## If $A$ is a dissipative self-adjoint operator with spectral decomposition $(H_λ)$, then $e^{tA}x$ tends to the projection of $x$ onto $H_0$ as $t→∞$

Let $$(T(t))_{t\ge0}$$ be a strongly continuous contraction semigroup on a $$\mathbb R$$-Hilbert space $$H$$ with dissipative self-adjoint generator $$(\mathcal D(A),A)$$. In particular, $$T(t)$$ is self-adjoint for all $$t>0$$. By the spectral theorem, $$T(t)=e^{tA}\;\;\;\text{for all }t\ge0.\tag1$$ Let $$(H_\lambda)_{\lambda\ge0}$$ be the spectral decomposition related to $$(\mathcal D(A),-A)$$ (see, for example, Definition 1.8.1 and Theorem 1.8.2 on page 23 here) and $$E_\lambda$$ denote the orthogonal projection of $$H$$ onto $$H_\lambda$$. Using the spectral theorem, I was able to show that $$\lim_{t\to\infty}\left\|T(t)x\right\|_H=\left\|E_0x\right\|_H\;\;\;\text{for all }x\in H\tag2.$$

How can we conclude that we even got $$\left\|T(t)x-E_0x\right\|_H\xrightarrow{t\to\infty}0\tag3$$ for all $$x\in H$$?

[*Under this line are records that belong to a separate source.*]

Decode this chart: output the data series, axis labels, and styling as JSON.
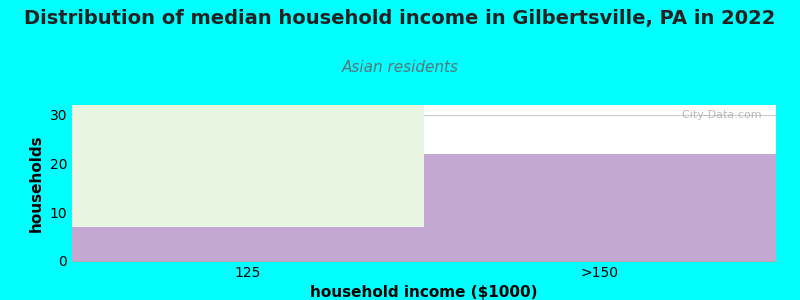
{
  "title": "Distribution of median household income in Gilbertsville, PA in 2022",
  "subtitle": "Asian residents",
  "xlabel": "household income ($1000)",
  "ylabel": "households",
  "categories": [
    "125",
    ">150"
  ],
  "values": [
    7,
    22
  ],
  "bar_max": 32,
  "ylim": [
    0,
    32
  ],
  "yticks": [
    0,
    10,
    20,
    30
  ],
  "bar_color": "#C4A8D4",
  "bg_color_left": "#E8F5E0",
  "bg_color_right": "#C4A8D4",
  "background": "#00FFFF",
  "plot_bg": "#FFFFFF",
  "title_fontsize": 14,
  "subtitle_fontsize": 11,
  "subtitle_color": "#557777",
  "axis_label_fontsize": 11,
  "tick_fontsize": 10,
  "watermark": "  City-Data.com",
  "title_color": "#222222"
}
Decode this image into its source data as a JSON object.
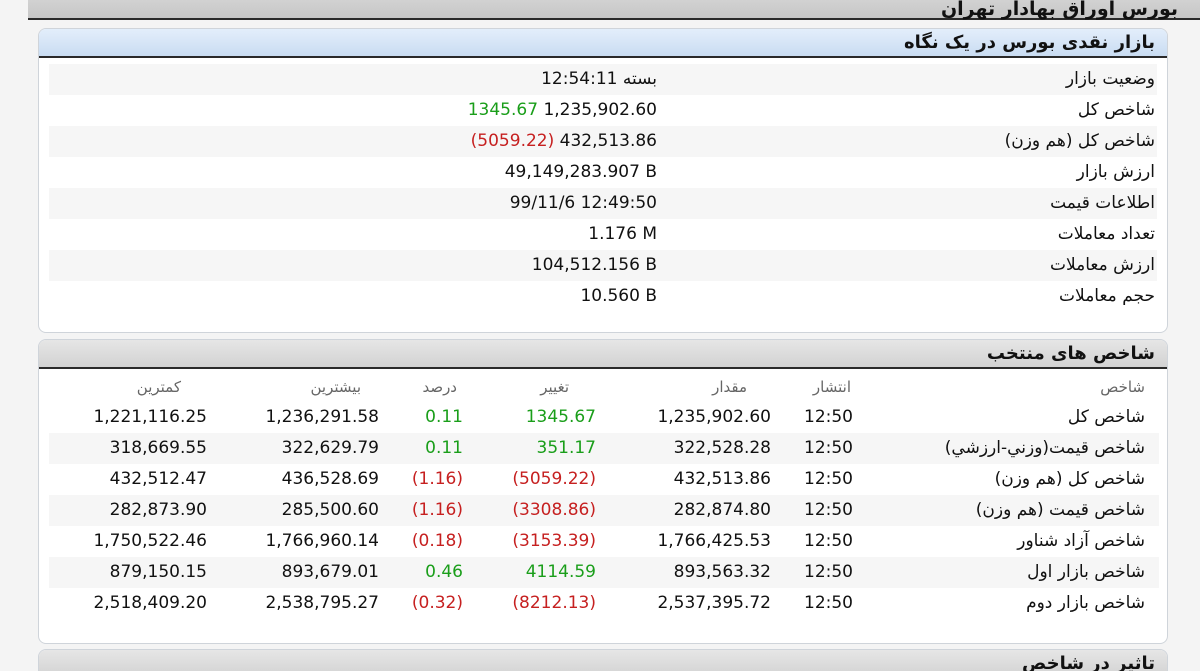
{
  "header": {
    "title": "بورس اوراق بهادار تهران"
  },
  "glance": {
    "title": "بازار نقدی بورس در یک نگاه",
    "rows": [
      {
        "label": "وضعیت بازار",
        "value": "بسته 12:54:11",
        "change": "",
        "change_sign": ""
      },
      {
        "label": "شاخص کل",
        "value": "1,235,902.60",
        "change": "1345.67",
        "change_sign": "pos"
      },
      {
        "label": "شاخص کل (هم وزن)",
        "value": "432,513.86",
        "change": "(5059.22)",
        "change_sign": "neg"
      },
      {
        "label": "ارزش بازار",
        "value": "49,149,283.907 B",
        "change": "",
        "change_sign": ""
      },
      {
        "label": "اطلاعات قیمت",
        "value": "99/11/6 12:49:50",
        "change": "",
        "change_sign": ""
      },
      {
        "label": "تعداد معاملات",
        "value": "1.176 M",
        "change": "",
        "change_sign": ""
      },
      {
        "label": "ارزش معاملات",
        "value": "104,512.156 B",
        "change": "",
        "change_sign": ""
      },
      {
        "label": "حجم معاملات",
        "value": "10.560 B",
        "change": "",
        "change_sign": ""
      }
    ]
  },
  "indices": {
    "title": "شاخص های منتخب",
    "columns": {
      "name": "شاخص",
      "time": "انتشار",
      "value": "مقدار",
      "change": "تغییر",
      "pct": "درصد",
      "high": "بیشترین",
      "low": "کمترین"
    },
    "rows": [
      {
        "name": "شاخص کل",
        "time": "12:50",
        "value": "1,235,902.60",
        "change": "1345.67",
        "pct": "0.11",
        "high": "1,236,291.58",
        "low": "1,221,116.25",
        "sign": "pos"
      },
      {
        "name": "شاخص قیمت(وزني-ارزشي)",
        "time": "12:50",
        "value": "322,528.28",
        "change": "351.17",
        "pct": "0.11",
        "high": "322,629.79",
        "low": "318,669.55",
        "sign": "pos"
      },
      {
        "name": "شاخص کل (هم وزن)",
        "time": "12:50",
        "value": "432,513.86",
        "change": "(5059.22)",
        "pct": "(1.16)",
        "high": "436,528.69",
        "low": "432,512.47",
        "sign": "neg"
      },
      {
        "name": "شاخص قیمت (هم وزن)",
        "time": "12:50",
        "value": "282,874.80",
        "change": "(3308.86)",
        "pct": "(1.16)",
        "high": "285,500.60",
        "low": "282,873.90",
        "sign": "neg"
      },
      {
        "name": "شاخص آزاد شناور",
        "time": "12:50",
        "value": "1,766,425.53",
        "change": "(3153.39)",
        "pct": "(0.18)",
        "high": "1,766,960.14",
        "low": "1,750,522.46",
        "sign": "neg"
      },
      {
        "name": "شاخص بازار اول",
        "time": "12:50",
        "value": "893,563.32",
        "change": "4114.59",
        "pct": "0.46",
        "high": "893,679.01",
        "low": "879,150.15",
        "sign": "pos"
      },
      {
        "name": "شاخص بازار دوم",
        "time": "12:50",
        "value": "2,537,395.72",
        "change": "(8212.13)",
        "pct": "(0.32)",
        "high": "2,538,795.27",
        "low": "2,518,409.20",
        "sign": "neg"
      }
    ]
  },
  "impact": {
    "title": "تاثیر در شاخص"
  },
  "colors": {
    "positive": "#1a9e1a",
    "negative": "#c62020",
    "title_bar": "#c9dcf2"
  }
}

I know that in a Hilbert space, convergence is equivalent to weak convergence together with convergence of the norms. So, we would be done if we could show that $$\langle T(t)x,y\rangle_H\xrightarrow{t\to\infty}\langle E_0x,y\rangle\tag4\;\;\;\text{for all }x,y\in H.$$ If this is the correct approach, how can we show that?